Ce tableau de la société israélienne met l’accent sur des relations qui au quotidien ne présentent pas les mêmes tensions que celles relatées dans les médias. Au final, chacune des 4 tribus « Juifs laïcs, Juifs sionistes religieux, Juifs ultra-orthodoxes et Arabes israéliens[1]», selon les termes du président de l’état d’Israël Reuven Rivlin, vit aux côtés des unes et des autres ; elles se croisent, échangent parfois mais elles ne se sentent pas menacées dans leurs spécificités.
Ensuite le défi majeur pour Israël est celui de la paix avec les Palestiniens. Pour éclairer l’auditoire, Denis Charbit énumère les problèmes profonds qui rendent la paix difficile mais pas impossible. Tout d’abord il évoque le sujet de l’exiguïté du territoire (25000 km2). Ensuite il explique le face à face de deux nations à la mémoire meurtrie.
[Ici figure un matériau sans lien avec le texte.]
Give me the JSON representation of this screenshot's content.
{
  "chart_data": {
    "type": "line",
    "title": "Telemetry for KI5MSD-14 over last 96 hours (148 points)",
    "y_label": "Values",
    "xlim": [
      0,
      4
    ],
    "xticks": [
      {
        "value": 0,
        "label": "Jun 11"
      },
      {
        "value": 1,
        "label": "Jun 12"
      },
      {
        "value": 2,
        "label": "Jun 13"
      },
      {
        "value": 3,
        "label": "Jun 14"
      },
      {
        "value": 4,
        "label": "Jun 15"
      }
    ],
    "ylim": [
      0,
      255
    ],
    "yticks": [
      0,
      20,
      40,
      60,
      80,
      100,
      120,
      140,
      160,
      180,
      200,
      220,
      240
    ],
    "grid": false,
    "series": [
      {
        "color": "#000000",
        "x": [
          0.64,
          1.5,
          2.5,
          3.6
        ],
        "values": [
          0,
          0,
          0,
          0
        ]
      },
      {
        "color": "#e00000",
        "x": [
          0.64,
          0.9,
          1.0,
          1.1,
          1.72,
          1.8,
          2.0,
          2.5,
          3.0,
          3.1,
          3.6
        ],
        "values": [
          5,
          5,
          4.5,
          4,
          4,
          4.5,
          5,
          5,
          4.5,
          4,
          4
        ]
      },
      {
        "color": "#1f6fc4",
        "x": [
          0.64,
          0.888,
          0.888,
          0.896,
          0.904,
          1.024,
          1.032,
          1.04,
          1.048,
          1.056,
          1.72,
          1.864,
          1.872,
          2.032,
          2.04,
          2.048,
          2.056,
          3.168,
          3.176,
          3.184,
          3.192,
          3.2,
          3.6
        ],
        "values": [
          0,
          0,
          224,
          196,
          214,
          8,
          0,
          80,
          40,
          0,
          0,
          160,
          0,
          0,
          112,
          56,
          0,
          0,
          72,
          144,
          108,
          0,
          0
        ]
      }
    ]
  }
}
Enfin, il note que si les deux peuples qui s’opposent ont une conscience intime du caractère moral et éthique de leur cause, ils ne sont pas convaincus de la légitimité de leur adversaire.
Une légitimité qui ne fait pas défaut à Israël en matière d’innovation et de start-up comme l’a habilement présenté Daniel Rouach, professeur à l’ESCP Europe, enseignant à l’université de Tel-Aviv et au Technion de Haïfa, et président de la Chambre de Commerce et d’Industrie Israël-France. En marquant ses 70 ans, Israël célèbre aussi la prospérité de la « nation start-up » et sa réussite économique face aux menaces régionales renouvelées et aux incertitudes intérieures. Cette intervention intitulée « des start-up pour la paix », pose la problématique de la spécificité d’Israël en matière de High Tech parmi les 600 Valley dans le monde.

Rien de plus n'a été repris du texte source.